My Take: Data Persistence Strategy​

Here's what I do:

Production:

  • Named volumes for everything important
  • Automated backups daily
  • Test restore procedures monthly
  • Document all volumes
  • Monitor volume usage

Development:

  • Bind mounts for code
  • Named volumes for databases
  • No backups needed
  • Easy to reset

The key: Always use volumes for important data. Always backup. Always test restore.
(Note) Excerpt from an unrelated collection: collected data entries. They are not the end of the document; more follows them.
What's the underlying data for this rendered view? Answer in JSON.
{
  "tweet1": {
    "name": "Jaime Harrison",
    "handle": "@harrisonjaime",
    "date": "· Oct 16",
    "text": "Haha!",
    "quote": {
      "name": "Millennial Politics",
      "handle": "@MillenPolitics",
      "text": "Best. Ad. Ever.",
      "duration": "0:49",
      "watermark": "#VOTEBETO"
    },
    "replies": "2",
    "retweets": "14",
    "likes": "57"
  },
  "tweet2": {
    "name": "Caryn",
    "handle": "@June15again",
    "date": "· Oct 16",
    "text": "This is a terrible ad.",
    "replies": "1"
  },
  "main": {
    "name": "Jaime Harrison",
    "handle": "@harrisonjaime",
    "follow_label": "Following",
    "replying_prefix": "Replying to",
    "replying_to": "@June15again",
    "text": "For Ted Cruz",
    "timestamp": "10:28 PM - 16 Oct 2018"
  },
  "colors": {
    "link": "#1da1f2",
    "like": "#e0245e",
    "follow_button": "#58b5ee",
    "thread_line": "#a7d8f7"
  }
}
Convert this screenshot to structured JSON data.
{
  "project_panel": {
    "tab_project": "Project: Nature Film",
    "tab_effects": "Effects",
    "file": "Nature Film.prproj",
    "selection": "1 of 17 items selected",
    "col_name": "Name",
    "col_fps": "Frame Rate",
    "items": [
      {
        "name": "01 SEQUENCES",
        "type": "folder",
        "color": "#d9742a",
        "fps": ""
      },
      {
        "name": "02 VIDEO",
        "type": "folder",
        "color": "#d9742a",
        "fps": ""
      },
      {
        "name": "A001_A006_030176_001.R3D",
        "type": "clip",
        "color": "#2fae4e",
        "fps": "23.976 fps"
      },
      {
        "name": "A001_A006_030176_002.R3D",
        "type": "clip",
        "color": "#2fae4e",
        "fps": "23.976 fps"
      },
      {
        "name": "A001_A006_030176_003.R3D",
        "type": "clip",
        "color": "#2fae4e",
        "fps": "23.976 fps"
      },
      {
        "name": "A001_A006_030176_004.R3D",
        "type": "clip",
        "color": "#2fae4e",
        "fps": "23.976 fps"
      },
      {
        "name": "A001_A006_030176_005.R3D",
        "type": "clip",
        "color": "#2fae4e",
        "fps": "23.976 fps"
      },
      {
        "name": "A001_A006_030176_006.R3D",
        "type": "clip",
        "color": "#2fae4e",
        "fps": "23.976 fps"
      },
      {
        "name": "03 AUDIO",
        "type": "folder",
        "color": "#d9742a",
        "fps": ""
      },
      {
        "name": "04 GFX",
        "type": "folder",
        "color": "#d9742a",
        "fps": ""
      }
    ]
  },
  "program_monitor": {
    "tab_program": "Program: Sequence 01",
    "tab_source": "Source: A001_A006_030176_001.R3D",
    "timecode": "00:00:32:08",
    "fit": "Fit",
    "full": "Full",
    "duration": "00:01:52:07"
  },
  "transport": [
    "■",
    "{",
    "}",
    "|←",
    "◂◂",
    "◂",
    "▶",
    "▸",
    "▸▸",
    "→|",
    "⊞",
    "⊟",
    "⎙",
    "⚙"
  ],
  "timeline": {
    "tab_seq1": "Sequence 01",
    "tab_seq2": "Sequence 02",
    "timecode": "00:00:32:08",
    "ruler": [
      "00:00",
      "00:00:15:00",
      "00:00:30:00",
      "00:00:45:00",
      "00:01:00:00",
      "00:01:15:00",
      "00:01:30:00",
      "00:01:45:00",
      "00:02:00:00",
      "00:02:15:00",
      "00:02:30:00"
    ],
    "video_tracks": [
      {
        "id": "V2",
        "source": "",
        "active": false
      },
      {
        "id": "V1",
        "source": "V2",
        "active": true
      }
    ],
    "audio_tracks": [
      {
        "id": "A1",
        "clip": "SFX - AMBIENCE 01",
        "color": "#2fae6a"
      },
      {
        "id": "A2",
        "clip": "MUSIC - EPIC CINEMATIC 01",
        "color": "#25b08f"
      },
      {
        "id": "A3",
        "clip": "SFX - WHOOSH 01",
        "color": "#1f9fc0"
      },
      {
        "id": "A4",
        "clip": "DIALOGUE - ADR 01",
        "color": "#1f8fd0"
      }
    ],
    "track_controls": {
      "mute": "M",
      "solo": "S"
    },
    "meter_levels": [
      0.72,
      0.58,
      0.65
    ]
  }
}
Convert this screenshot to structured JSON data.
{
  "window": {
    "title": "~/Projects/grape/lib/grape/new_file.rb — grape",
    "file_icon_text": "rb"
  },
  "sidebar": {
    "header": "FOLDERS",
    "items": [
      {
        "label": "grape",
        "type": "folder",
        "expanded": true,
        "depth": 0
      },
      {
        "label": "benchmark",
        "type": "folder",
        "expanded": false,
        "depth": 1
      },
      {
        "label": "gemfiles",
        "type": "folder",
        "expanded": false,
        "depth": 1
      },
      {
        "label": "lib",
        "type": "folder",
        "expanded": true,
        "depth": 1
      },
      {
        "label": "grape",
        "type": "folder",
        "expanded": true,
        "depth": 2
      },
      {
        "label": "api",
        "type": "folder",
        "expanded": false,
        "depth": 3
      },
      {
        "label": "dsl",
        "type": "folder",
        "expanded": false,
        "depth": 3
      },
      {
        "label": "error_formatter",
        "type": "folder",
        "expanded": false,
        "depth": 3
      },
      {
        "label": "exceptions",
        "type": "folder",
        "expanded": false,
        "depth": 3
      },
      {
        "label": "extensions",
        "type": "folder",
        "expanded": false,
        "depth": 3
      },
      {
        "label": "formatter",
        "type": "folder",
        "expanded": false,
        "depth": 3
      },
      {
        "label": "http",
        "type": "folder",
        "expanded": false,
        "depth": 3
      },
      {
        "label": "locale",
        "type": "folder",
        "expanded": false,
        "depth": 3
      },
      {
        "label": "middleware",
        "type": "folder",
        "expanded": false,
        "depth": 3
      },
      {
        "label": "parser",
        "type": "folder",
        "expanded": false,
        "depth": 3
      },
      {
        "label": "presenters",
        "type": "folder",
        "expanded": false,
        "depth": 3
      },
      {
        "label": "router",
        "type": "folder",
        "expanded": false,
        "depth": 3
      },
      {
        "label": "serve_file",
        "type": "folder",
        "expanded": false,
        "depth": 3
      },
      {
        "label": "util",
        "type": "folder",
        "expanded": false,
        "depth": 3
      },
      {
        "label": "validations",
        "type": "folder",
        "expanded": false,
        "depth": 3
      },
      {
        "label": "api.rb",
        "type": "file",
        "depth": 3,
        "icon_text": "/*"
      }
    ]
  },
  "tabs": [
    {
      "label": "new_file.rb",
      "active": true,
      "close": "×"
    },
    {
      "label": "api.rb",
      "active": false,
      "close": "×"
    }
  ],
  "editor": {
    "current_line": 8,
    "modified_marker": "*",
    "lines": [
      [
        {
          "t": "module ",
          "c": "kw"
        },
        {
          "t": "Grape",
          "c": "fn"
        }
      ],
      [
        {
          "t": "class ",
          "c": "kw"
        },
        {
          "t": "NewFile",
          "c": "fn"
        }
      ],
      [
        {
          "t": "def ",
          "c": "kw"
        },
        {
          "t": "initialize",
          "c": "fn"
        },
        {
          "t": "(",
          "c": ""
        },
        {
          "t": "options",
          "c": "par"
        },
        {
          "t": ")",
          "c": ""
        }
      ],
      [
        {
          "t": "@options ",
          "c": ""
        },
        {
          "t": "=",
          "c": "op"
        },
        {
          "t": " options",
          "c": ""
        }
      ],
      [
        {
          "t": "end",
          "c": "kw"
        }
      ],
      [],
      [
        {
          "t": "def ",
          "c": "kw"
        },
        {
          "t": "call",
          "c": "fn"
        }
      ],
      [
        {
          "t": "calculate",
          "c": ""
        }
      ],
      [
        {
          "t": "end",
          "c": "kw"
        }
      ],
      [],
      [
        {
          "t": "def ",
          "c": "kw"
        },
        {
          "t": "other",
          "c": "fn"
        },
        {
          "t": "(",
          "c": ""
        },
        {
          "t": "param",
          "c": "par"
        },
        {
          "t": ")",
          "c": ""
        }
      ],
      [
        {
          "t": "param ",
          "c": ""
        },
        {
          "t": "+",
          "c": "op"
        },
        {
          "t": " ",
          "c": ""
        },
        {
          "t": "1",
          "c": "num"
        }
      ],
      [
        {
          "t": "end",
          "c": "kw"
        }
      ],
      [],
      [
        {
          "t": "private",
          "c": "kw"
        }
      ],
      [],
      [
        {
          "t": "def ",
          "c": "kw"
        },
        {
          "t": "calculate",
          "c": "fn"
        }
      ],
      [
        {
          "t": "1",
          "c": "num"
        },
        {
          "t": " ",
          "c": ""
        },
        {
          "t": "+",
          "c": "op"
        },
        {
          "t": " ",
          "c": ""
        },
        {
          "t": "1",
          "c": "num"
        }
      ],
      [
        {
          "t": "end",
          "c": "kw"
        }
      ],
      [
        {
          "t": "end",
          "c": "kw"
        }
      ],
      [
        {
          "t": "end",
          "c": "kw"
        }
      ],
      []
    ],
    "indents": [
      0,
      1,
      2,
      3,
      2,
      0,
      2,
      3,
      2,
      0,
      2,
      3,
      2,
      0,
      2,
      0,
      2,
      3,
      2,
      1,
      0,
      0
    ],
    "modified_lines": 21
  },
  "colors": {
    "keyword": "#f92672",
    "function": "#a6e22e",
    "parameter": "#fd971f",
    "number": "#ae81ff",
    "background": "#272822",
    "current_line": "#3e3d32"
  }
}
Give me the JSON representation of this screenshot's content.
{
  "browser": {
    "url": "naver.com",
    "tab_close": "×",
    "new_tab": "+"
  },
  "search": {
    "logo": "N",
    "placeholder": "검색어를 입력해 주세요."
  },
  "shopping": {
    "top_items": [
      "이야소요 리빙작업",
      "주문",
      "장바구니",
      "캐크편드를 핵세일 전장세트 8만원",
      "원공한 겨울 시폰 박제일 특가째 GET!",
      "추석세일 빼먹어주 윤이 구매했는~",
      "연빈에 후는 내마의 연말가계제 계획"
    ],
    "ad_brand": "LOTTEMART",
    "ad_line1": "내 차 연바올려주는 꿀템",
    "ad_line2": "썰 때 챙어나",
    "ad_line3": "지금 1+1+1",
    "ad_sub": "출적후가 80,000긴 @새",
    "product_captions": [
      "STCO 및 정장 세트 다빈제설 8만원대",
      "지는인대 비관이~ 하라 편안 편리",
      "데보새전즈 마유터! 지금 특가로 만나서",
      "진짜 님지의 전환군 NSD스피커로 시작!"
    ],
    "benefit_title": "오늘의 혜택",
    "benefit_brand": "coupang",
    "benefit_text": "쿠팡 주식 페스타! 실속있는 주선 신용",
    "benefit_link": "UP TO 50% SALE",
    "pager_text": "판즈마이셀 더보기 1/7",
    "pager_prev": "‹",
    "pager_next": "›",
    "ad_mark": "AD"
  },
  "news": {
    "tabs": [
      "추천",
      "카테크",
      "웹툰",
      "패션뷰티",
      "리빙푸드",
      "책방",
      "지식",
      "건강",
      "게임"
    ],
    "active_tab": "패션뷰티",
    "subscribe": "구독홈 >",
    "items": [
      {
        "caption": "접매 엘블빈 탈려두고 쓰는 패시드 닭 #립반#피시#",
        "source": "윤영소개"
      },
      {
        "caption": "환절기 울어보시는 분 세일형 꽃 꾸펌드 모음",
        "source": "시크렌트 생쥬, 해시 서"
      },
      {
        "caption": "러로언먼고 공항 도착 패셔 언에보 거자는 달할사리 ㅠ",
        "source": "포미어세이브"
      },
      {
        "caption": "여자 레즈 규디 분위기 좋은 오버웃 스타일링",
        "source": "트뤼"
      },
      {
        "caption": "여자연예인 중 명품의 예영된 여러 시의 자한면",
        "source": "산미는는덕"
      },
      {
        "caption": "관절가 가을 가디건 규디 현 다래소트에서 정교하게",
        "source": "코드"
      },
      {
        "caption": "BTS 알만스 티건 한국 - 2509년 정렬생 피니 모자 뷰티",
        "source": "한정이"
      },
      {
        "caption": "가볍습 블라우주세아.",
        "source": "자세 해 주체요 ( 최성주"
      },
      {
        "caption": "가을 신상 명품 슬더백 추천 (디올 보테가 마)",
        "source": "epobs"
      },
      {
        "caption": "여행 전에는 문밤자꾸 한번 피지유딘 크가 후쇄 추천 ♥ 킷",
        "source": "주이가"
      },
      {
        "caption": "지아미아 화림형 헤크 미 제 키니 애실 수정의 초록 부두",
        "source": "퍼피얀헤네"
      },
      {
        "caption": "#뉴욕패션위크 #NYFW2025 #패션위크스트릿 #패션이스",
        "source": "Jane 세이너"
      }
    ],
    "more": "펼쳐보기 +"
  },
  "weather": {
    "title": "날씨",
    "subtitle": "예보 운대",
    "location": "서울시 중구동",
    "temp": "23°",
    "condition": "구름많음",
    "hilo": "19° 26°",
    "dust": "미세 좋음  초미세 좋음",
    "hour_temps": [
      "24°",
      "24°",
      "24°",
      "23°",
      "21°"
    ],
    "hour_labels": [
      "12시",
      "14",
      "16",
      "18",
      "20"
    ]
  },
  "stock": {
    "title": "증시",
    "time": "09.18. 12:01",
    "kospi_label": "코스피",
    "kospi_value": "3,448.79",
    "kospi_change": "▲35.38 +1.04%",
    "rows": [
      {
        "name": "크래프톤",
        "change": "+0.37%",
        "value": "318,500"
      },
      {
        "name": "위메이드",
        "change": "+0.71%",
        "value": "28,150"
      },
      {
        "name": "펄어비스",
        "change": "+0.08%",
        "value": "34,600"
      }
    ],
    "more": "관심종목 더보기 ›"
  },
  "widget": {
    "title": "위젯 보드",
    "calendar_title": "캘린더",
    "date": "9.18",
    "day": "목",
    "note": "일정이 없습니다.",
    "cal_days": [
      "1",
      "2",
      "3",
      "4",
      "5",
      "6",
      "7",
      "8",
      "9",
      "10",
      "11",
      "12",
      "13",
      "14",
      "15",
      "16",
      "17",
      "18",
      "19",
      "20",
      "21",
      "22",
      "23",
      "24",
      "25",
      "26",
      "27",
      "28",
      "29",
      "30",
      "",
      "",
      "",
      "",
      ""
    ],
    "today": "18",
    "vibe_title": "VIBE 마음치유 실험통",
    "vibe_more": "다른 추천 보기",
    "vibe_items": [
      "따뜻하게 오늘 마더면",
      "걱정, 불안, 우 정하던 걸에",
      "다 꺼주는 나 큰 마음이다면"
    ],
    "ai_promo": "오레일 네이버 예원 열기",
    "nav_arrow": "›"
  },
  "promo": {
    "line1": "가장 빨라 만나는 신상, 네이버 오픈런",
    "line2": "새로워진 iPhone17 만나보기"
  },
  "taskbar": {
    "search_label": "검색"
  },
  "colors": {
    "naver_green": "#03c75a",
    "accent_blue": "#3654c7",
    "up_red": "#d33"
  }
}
Memory Tip: The Insurance Analogy​

Data persistence = Insurance

Without: Lose everything when accident happens With: Recover from accident Backup: Insurance policy Restore: Claim process

Once you see it this way, data persistence makes perfect sense.

Common Mistakes​

  1. Not using volumes for databases: Data lost when container stops
  2. Not backing up volumes: Can't restore when needed
  3. Not testing restore: Restore fails when needed
  4. Not documenting volumes: Don't know what each contains
  5. Not monitoring volume usage: Disk fills up

Hands-On Exercise: Data Persistence​

1. Create volume:

docker volume create test-data

2. Run container with data:

docker run -d \
--name test \
-v test-data:/data \
alpine sh -c "echo 'Important data' > /data/file.txt && sleep 3600"

3. Verify data:

docker exec test cat /data/file.txt
# Output: Important data

4. Stop and remove container:

docker stop test
docker rm test
# Volume still exists!

5. Recreate container:

docker run -d \
--name test2 \
-v test-data:/data \
alpine cat /data/file.txt
# Output: Important data
# Data persisted!

6. Backup volume:

docker run --rm \
-v test-data:/data \
-v $(pwd):/backup \
alpine tar czf /backup/backup.tar.gz /data

7. Restore test:

# Create new volume
docker volume create test-data2

# Restore
docker run --rm \
-v test-data2:/data \
-v $(pwd):/backup \
alpine tar xzf /backup/backup.tar.gz -C /

# Verify
docker run --rm -v test-data2:/data alpine cat /data/file.txt
# Output: Important data
# Restore worked!

Key Takeaways​

  1. Always use volumes for important data - Databases, application data
  2. Backup regularly - Daily for databases, weekly for apps
  3. Test restore procedures - Know it works before you need it
  4. Document volumes - Know what each contains
  5. Monitor volume usage - Prevent disk fill-up
  6. Data persistence is insurance - Hope you never need it, glad when you do

What's Next?​

Congratulations! You've completed the Volumes & Storage module. Now let's learn about Docker Compose. Next: Compose Basics.


Remember: Data persistence is like insurance. Always use volumes for important data. Always backup. Always test restore. Your data is valuable. Protect it.